Los cuatro miembros del club Dante, dejando aparte al señor Greene, habían reunido todos los periódicos disponibles sobre la muerte de Talbot. Mientras que las verdaderas circunstancias de la muerte de Healey habían sido ocultadas durante varias semanas antes de su revelación, en las columnas de los diarios Elisha Talbot fue asesinado de todas las maneras concebibles, con una ligereza que hubiera hecho estremecerse a Dante, para quien cada castigo estaba ordenado por el amor divino. El sacristán Gregg, por su parte, no necesitaba conocer a Dante. Él era un testigo de aquello y depositario de la verdad. A su manera, poseía la fuerza y la sencillez de un antiguo profeta.

– Los pies -continuó el sacristán tras una prolongada pausa estaban en llamas, jefe; eran carros de fuego en la oscuridad de las bóvedas. Por favor, caballeros.

Dejó caer la cabeza con gesto de desaliento y les dirigió un ademán invitándolos a marcharse.

– Señor mío -dijo Longfellow en tono suave-, lo que nos trae es el fallecimiento del reverendo Talbot.

De inmediato el sacristán aflojó los párpados. Holmes no tenía claro si el hombre reconoció el rostro de barba plateada del amado poeta, o si se tranquilizó como la bestia salvaje por obra de la voz de Longfellow, conmovedoramente serena, con sonido de órgano.
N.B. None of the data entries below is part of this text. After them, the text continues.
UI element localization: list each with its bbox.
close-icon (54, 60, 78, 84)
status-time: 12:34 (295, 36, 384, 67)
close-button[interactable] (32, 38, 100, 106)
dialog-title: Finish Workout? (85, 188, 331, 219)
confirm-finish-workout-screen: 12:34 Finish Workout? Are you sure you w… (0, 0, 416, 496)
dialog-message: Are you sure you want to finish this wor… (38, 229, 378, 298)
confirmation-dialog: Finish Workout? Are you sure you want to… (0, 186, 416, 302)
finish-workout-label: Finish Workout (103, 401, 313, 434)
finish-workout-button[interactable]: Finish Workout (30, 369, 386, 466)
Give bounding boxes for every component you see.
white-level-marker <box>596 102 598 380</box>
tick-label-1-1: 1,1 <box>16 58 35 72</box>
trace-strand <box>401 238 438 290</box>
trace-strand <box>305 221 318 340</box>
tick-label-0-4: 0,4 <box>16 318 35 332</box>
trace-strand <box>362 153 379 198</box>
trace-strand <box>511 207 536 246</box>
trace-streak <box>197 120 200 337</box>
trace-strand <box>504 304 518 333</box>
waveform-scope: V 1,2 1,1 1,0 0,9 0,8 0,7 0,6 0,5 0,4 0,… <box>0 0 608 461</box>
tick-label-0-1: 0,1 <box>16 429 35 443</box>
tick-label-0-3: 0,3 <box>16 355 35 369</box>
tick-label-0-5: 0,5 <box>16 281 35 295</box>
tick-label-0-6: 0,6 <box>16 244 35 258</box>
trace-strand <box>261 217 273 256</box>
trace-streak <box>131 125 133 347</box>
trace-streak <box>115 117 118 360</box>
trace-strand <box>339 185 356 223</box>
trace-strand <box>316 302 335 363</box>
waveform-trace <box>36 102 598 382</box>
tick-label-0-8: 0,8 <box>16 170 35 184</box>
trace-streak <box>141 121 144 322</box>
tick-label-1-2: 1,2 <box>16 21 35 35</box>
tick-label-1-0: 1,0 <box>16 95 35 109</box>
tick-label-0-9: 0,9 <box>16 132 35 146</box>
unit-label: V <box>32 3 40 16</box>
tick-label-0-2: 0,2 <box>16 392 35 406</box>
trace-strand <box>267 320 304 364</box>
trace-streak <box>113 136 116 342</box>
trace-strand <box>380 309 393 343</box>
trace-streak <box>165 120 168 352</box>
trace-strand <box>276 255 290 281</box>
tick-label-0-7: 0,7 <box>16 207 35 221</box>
Holmes comprendió que, si el club Dante iba a conseguir algún avance en aquella empresa, se debería a que Longfellow ejercía el mismo dominio celestial sobre las gentes, con sólo su presencia, que el que poseía sobre la lengua inglesa a través de su pluma.

Longfellow prosiguió:

– Señor mío, aunque sólo podemos ofrecerle nuestra palabra acerca de nuestros propósitos, le rogamos que nos preste su ayuda. Por favor, confíe en nosotros aunque no podamos aportarle prueba alguna, pero me temo que somos los únicos capaces de hallar algún sentido a lo ocurrido. No podemos ser más explícitos.

El vasto y vacío recinto desprendía neblina. El doctor Holmes se abanicaba para repeler el aire fétido que le picaba en los ojos y los oídos como pimienta molida, mientras avanzaban con pasos breves y cautelosos hacia la estrecha bóveda. Longfellow respiraba más o menos libremente. Su sentido del olfato era limitado, lo que constituía una ventaja para él: le deparaba el placer de las flores primaverales y otros aromas agradables, pero rechazaba cualquier cosa malsana.